One of the advantages of just getting back home after four months away, however, is pretty much every toy in the house is new again. So we had a happy afternoon with E. playing with his train set, and his big garbage truck. While he napped, Q. and I moved his sand and water table outside to the side garden, and I scooped all the lentils out of the water side and filled it, so in the late afternoon I took E. out to play with it. This is the first time it’s been outside since my Mum and stepfather bought it for E. for his first birthday! Last summer we were away for the first half, and then never got around to setting it up. E. did use it all the time over the winter, as I put it in our basement filled with lentils and beans and whatnot, so it has had good use. But it was nice to see it in the garden.
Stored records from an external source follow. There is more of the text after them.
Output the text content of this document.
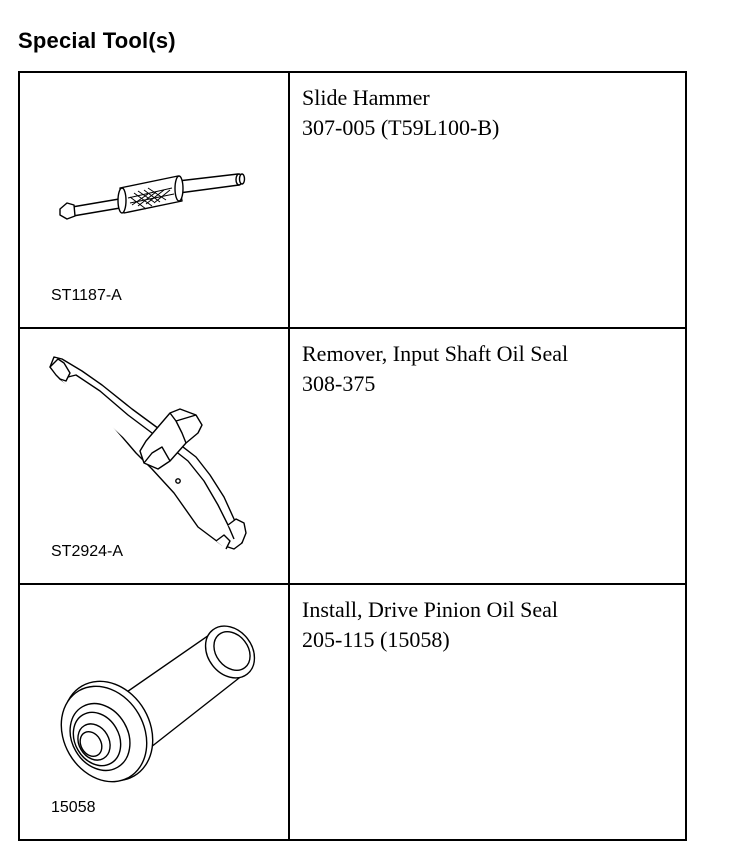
Special Tool(s)
ST1187-A	Slide Hammer
307-005 (T59L100-B)

ST2924-A	Remover, Input Shaft Oil Seal
308-375

15058	Install, Drive Pinion Oil Seal
205-115 (15058)
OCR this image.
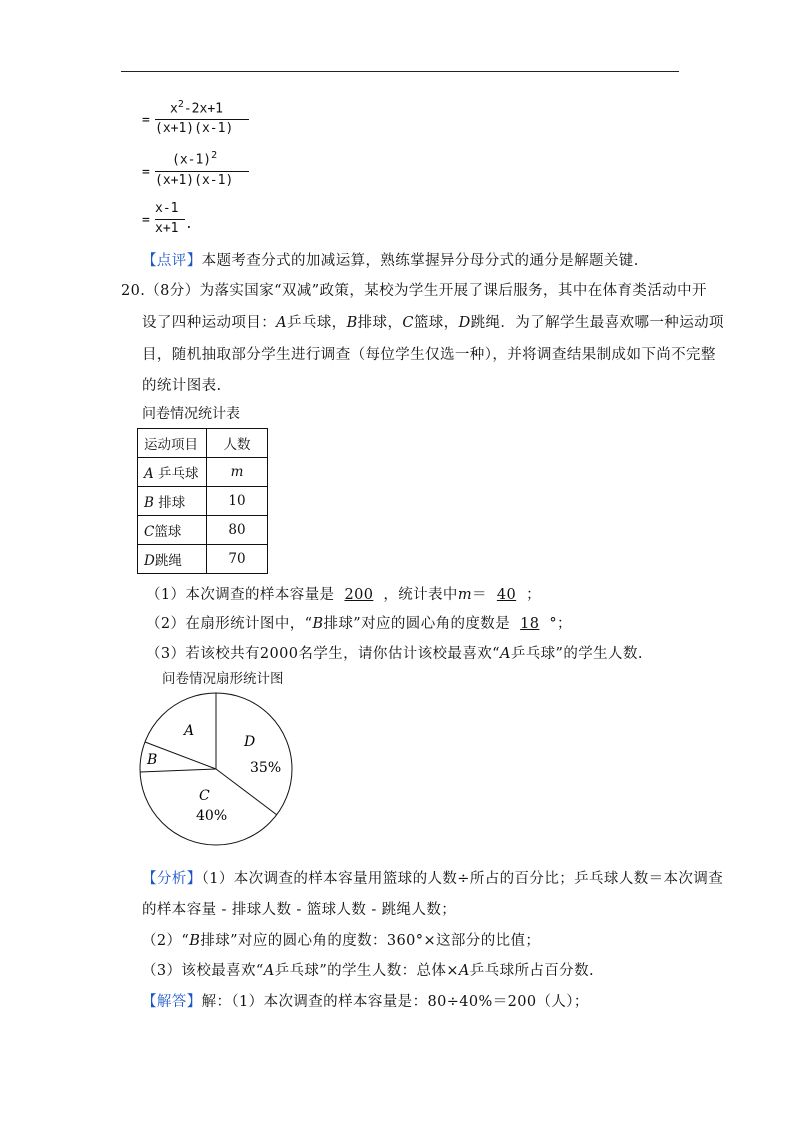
=
$x^2-2x+1$
(x+1)(x-1)
=
$(x-1)^2$
(x+1)(x-1)
=
x-1
x+1 .
【点评】本题考查分式的加减运算，熟练掌握异分母分式的通分是解题关键.
20.（8分）为落实国家“双减”政策，某校为学生开展了课后服务，其中在体育类活动中开
设了四种运动项目：A乒乓球，B排球，C篮球，D跳绳．为了解学生最喜欢哪一种运动项
目，随机抽取部分学生进行调查（每位学生仅选一种），并将调查结果制成如下尚不完整
的统计图表.
问卷情况统计表
运动项目	人数
A 乒乓球	m
B 排球	10
C篮球	80
D跳绳	70
（1）本次调查的样本容量是 200 ，统计表中m＝ 40 ；
（2）在扇形统计图中，“B排球”对应的圆心角的度数是 18 °；
（3）若该校共有2000名学生，请你估计该校最喜欢“A乒乓球”的学生人数.
问卷情况扇形统计图
A
B
D
35%
C
40%
【分析】（1）本次调查的样本容量用篮球的人数÷所占的百分比；乒乓球人数＝本次调查
的样本容量 - 排球人数 - 篮球人数 - 跳绳人数；
（2）“B排球”对应的圆心角的度数：360°×这部分的比值；
（3）该校最喜欢“A乒乓球”的学生人数：总体×A乒乓球所占百分数.
【解答】解：（1）本次调查的样本容量是：80÷40%＝200（人）；
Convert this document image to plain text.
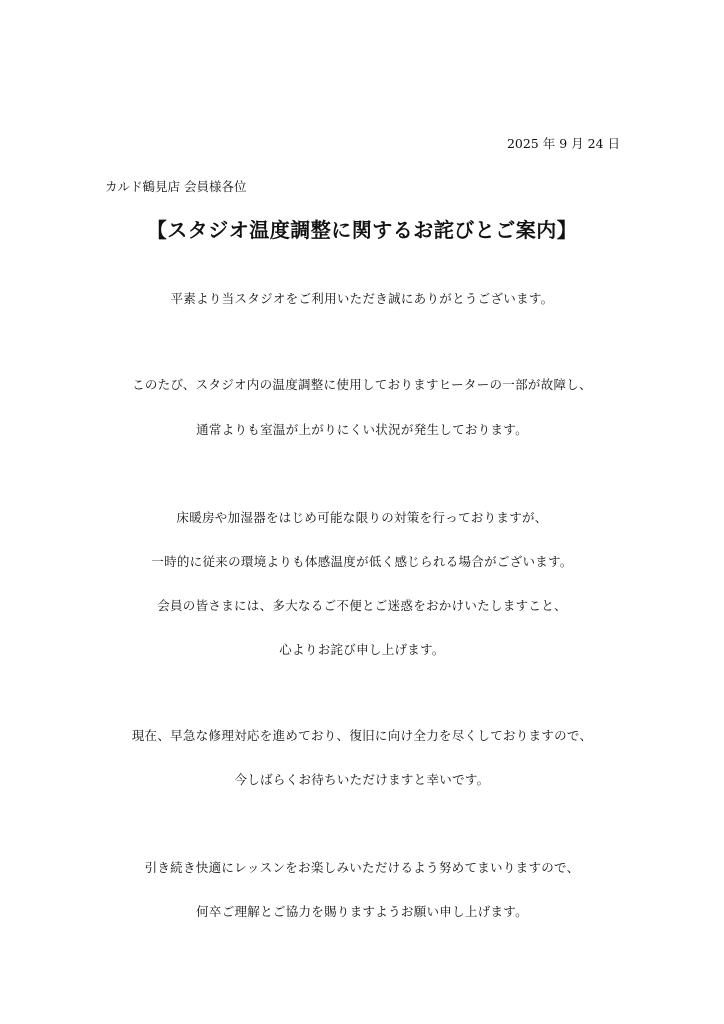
2025 年 9 月 24 日
カルド鶴見店 会員様各位
【スタジオ温度調整に関するお詫びとご案内】
平素より当スタジオをご利用いただき誠にありがとうございます。
このたび、スタジオ内の温度調整に使用しておりますヒーターの一部が故障し、
通常よりも室温が上がりにくい状況が発生しております。
床暖房や加湿器をはじめ可能な限りの対策を行っておりますが、
一時的に従来の環境よりも体感温度が低く感じられる場合がございます。
会員の皆さまには、多大なるご不便とご迷惑をおかけいたしますこと、
心よりお詫び申し上げます。
現在、早急な修理対応を進めており、復旧に向け全力を尽くしておりますので、
今しばらくお待ちいただけますと幸いです。
引き続き快適にレッスンをお楽しみいただけるよう努めてまいりますので、
何卒ご理解とご協力を賜りますようお願い申し上げます。
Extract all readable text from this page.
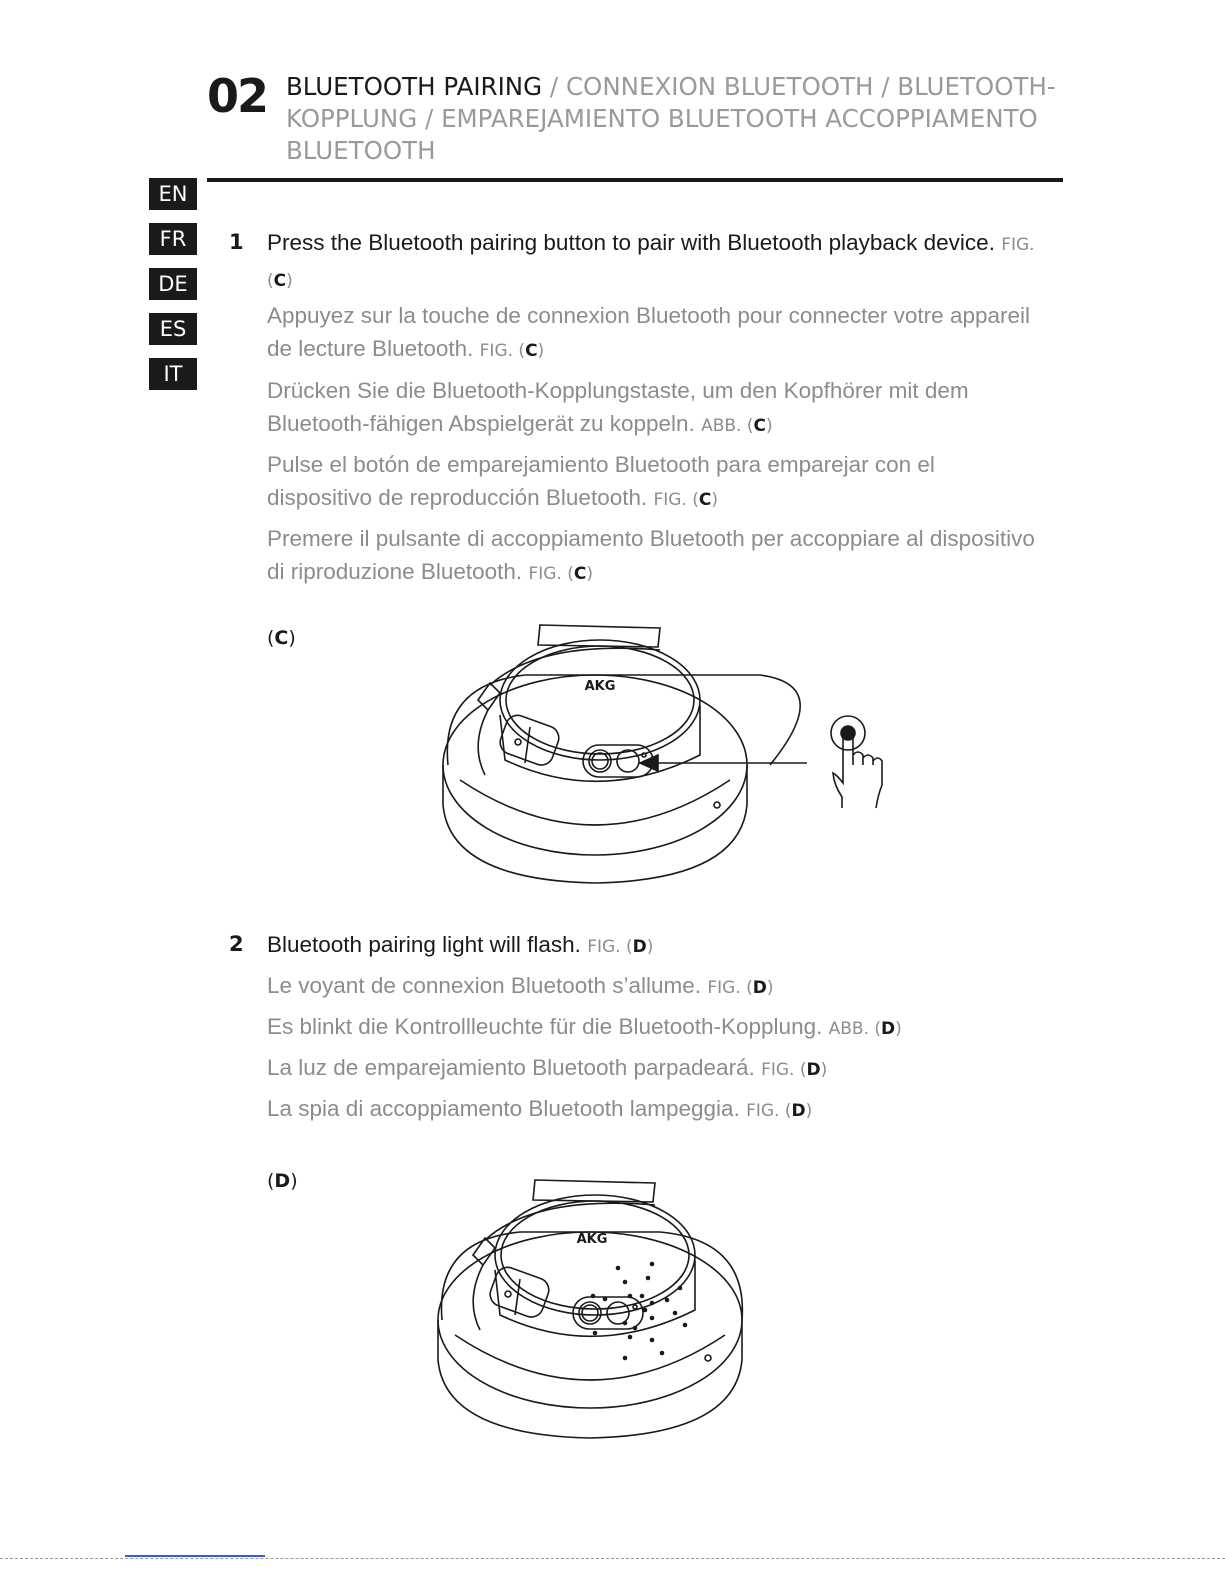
02 BLUETOOTH PAIRING / CONNEXION BLUETOOTH / BLUETOOTH-KOPPLUNG / EMPAREJAMIENTO BLUETOOTH ACCOPPIAMENTO BLUETOOTH
EN
FR
DE
ES
IT
1 Press the Bluetooth pairing button to pair with Bluetooth playback device. FIG. (C)
Appuyez sur la touche de connexion Bluetooth pour connecter votre appareil de lecture Bluetooth. FIG. (C)
Drücken Sie die Bluetooth-Kopplungstaste, um den Kopfhörer mit dem Bluetooth-fähigen Abspielgerät zu koppeln. ABB. (C)
Pulse el botón de emparejamiento Bluetooth para emparejar con el dispositivo de reproducción Bluetooth. FIG. (C)
Premere il pulsante di accoppiamento Bluetooth per accoppiare al dispositivo di riproduzione Bluetooth. FIG. (C)
(C)
AKG
2 Bluetooth pairing light will flash. FIG. (D)
Le voyant de connexion Bluetooth s’allume. FIG. (D)
Es blinkt die Kontrollleuchte für die Bluetooth-Kopplung. ABB. (D)
La luz de emparejamiento Bluetooth parpadeará. FIG. (D)
La spia di accoppiamento Bluetooth lampeggia. FIG. (D)
(D)
AKG
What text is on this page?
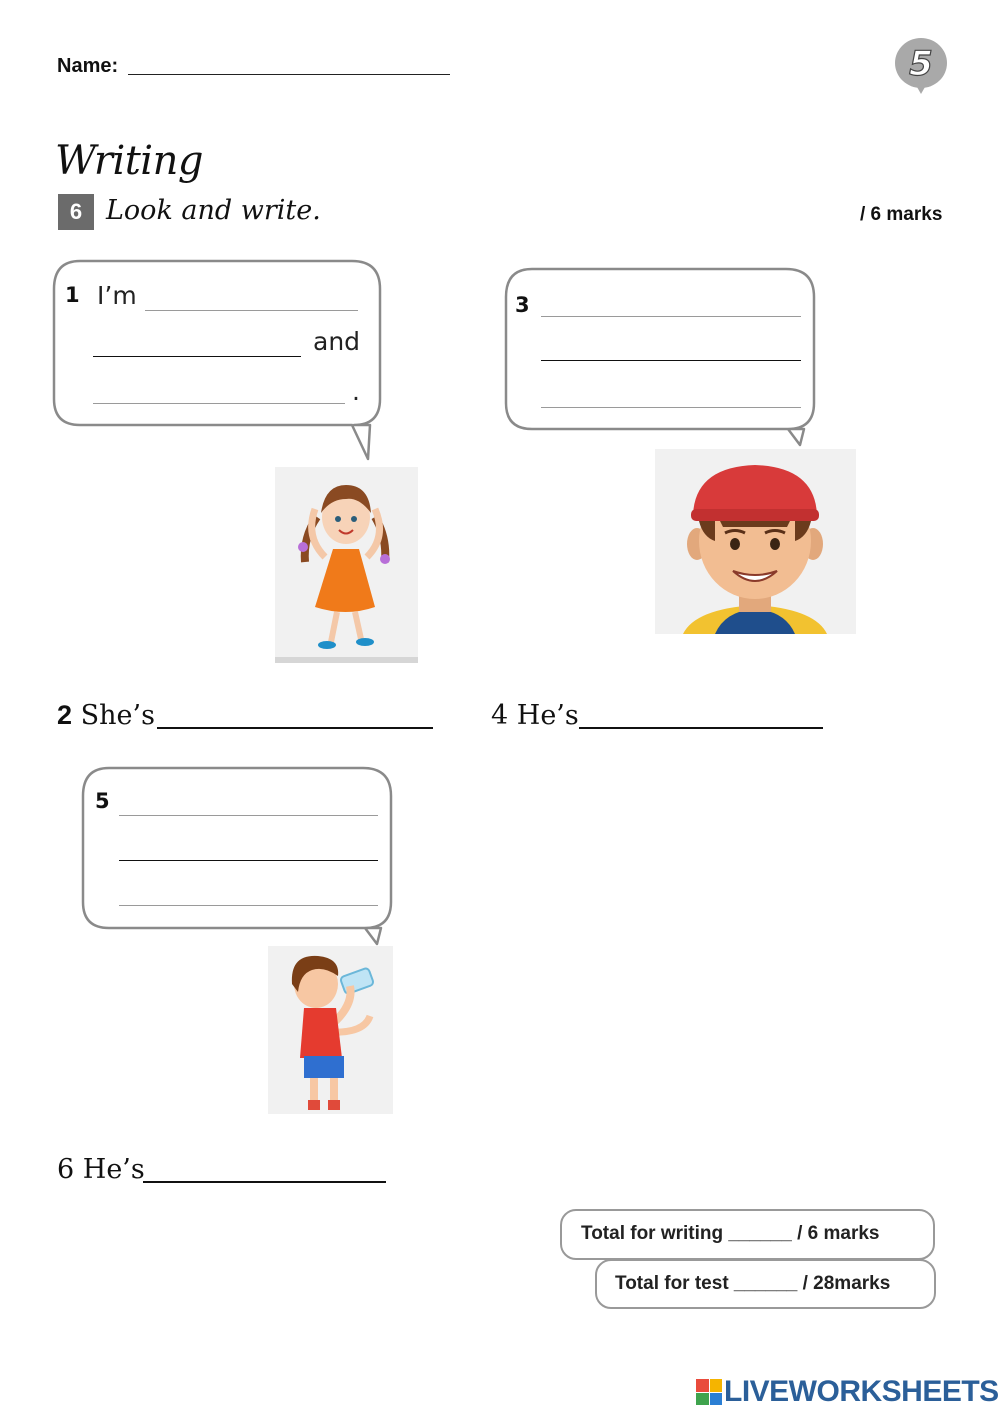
Name:	5
Writing
6 Look and write.	/ 6 marks
1 I’m
and
.
3
2 She’s	4 He’s
5
6 He’s
Total for writing ______ / 6 marks
Total for test ______ / 28marks
LIVEWORKSHEETS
We also spent a few minutes harvesting snow peas for dinner. Our house sitter put in a veggie patch and has told us to eat the fruits of his labour. I can think of no higher praise for his efforts than to say that E. doesn’t really eat green things these days, but he stood in that patch and wolfed down at least ten snow peas before he decided he was ready to do something else.
We’re hoping we’ll get the results back on Wednesday. Hopefully he’ll be clear. The doctor did say that even if it is salmonella or something similar, they may well not treat E. with anything, as adding antibiotics to the mix can actually slow down the time it takes for the infection to leave the system. Obviously if E. were really unwell we’d all be much more interventionist, but with the exception of the state of his diapers, and his complaints that his tummy hurts, he’s fine- no fever, sleeping and napping well, eating and drinking, bright and cheerful. He’s also (I discovered today) cutting his third molar- only one more tooth to go!
I’d planned today to get my study under control but we ended up having to take apart the storage room next to Q.’s study in the basement when I went in to pull out some baby things (we have friends who are due in September, and we’re going to loan them a heap of stuff) and discovered there was mould in quite a few places. So we pulled absolutely everything out, and I washed all the objects that were problematic, and Q. cleaned the floors and the walls, and then we put the dehumidifier in there and shut the door. Once it’s dried out we’ll put things back in, but we’re going to have to be a bit more careful with what we store in there, and how we store it. We did throw some things out, but nothing that probably shouldn’t have been thrown out already (we’ve been meaning to sort this room out since before E. was born), with the exception of my winter boots, which ended up with some seriously weird mould growth on the leather. I was going to need a new pair this year anyway, but now I won’t have the luxury of wearing my old ones to get to the good sales.
Between that, the visit to the walk-in, and Q.’s unexpected Zipcar rental to drop off E.’s sample at the lab (to try to speed up the processing time), it was a pretty disrupted day.